Il termine “pick me” descrive, invece, una persona che cerca approvazione anche a scapito degli altri. Viene usato molto sui social per etichettare ragazze che sminuiscono le altre pur di essere apprezzate dal genere maschile.
Slang, TV e cinema
Nel linguaggio contemporaneo molti termini sono mutuate anche dal mondo del cinema e delle serie TV. “Plot twist” è un cambiamento improvviso e inaspettato di una situazione; “spin-off”, una continuazione o variante di una storia già esistente; “spoiler”, un’anticipazione che rivela in anticipo un’informazione importante; “easter egg”, un dettaglio nascosto inserito apposta per essere scoperto; “binge watching”, la visione consecutiva di più episodi senza interruzioni, sono tutte parole utilizzate anche nella vita quotidiana, adattate alle esperienze personali.
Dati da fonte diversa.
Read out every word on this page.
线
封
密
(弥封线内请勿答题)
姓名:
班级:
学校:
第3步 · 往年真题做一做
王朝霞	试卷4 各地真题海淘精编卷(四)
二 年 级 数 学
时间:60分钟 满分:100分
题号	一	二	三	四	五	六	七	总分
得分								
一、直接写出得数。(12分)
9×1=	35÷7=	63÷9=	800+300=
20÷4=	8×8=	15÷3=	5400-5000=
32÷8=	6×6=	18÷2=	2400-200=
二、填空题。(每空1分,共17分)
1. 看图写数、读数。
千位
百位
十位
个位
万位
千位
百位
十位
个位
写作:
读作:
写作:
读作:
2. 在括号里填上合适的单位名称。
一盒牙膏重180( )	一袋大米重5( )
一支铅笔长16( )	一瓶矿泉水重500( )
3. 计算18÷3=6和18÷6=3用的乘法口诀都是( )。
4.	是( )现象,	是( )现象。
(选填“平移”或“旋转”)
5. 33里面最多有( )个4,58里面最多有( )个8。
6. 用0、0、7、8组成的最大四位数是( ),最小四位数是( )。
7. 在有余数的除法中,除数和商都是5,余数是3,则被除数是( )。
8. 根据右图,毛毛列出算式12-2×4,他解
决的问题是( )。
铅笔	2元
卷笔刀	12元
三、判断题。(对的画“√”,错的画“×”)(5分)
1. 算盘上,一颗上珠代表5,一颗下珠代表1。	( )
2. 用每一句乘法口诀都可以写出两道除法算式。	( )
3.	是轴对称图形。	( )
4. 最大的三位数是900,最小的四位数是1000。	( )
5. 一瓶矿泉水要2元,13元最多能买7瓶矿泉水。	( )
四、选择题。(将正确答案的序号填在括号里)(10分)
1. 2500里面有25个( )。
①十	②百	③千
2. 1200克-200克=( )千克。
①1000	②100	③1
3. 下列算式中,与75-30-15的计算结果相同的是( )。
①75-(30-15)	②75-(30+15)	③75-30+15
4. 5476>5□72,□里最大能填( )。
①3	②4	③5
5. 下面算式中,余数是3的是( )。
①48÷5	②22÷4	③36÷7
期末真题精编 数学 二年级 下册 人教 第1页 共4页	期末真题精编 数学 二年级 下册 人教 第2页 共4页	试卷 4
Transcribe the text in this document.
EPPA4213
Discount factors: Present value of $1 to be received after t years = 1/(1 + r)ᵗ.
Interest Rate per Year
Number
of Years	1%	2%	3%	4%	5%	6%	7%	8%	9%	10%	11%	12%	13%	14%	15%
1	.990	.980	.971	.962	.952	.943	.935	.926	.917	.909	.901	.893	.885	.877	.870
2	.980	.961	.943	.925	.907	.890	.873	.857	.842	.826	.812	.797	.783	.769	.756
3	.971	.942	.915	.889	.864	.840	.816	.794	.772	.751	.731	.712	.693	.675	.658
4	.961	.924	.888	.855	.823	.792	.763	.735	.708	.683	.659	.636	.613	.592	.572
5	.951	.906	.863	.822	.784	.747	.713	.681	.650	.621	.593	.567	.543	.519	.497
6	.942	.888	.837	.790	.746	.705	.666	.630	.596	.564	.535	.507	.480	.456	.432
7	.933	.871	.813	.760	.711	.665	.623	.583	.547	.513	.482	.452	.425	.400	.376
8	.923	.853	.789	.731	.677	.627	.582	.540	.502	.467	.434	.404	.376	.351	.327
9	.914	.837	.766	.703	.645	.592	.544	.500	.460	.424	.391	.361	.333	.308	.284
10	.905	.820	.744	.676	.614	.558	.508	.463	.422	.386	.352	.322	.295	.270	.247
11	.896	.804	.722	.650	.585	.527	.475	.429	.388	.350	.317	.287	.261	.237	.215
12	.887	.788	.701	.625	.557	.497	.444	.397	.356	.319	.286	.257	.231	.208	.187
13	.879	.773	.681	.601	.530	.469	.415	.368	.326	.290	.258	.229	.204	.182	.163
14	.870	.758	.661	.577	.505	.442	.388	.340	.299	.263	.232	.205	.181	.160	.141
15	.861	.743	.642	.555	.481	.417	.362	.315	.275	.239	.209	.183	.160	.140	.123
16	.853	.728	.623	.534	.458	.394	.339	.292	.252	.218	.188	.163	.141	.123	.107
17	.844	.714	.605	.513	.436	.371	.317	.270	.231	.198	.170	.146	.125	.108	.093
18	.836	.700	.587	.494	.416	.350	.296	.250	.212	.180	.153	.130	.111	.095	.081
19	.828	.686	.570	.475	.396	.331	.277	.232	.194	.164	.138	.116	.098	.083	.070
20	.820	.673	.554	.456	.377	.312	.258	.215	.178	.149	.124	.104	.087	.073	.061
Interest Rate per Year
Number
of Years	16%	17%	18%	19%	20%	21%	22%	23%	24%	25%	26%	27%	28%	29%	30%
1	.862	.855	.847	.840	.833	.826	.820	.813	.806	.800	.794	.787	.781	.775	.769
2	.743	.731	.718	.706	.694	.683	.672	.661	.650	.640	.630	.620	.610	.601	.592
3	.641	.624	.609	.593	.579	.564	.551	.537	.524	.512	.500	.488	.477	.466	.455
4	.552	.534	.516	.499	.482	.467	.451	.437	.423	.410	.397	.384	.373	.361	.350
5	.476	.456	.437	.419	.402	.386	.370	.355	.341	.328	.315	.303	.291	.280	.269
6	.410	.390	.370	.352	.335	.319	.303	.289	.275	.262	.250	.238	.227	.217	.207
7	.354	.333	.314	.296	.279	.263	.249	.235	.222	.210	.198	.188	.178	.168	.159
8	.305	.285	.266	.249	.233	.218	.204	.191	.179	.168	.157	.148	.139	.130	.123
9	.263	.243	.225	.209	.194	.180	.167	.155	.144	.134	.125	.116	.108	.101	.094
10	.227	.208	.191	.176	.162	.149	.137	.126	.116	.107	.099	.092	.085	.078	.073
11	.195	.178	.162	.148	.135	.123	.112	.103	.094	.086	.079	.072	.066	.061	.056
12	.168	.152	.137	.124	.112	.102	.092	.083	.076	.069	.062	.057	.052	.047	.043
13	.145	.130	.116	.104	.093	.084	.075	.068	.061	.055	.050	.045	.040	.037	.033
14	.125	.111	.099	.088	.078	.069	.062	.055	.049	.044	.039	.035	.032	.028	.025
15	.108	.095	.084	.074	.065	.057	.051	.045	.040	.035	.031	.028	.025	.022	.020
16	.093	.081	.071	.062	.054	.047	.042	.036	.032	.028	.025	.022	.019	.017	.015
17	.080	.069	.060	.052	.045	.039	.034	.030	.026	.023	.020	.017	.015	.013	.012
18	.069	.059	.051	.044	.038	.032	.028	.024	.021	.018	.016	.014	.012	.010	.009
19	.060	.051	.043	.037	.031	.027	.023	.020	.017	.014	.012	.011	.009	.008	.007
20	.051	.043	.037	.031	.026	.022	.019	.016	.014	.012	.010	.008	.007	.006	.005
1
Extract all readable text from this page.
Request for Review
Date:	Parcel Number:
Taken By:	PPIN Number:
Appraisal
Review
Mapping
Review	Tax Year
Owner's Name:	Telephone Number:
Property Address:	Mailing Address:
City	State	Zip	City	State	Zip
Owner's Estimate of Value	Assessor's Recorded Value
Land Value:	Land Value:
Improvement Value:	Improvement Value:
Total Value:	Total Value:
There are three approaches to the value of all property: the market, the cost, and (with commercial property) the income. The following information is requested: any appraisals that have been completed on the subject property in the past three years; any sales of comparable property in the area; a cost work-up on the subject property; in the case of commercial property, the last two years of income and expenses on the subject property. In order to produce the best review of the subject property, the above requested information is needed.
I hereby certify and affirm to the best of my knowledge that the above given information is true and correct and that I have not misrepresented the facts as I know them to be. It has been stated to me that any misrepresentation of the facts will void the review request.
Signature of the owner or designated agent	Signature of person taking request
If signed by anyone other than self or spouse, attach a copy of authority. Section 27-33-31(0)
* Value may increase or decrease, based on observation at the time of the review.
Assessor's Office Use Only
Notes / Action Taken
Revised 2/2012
Raccontando una serata si può usare ad esempio, “spoiler, è andata male” per anticipare subito come si è conclusa. Tornando con un ex si può parlare di uno “spin-off” della relazione, come se fosse la continuazione di un capitolo che sembrava chiuso. Oppure, passando ore a scorrere i social di qualcuno, si può dire di aver fatto “binge watching” del suo profilo.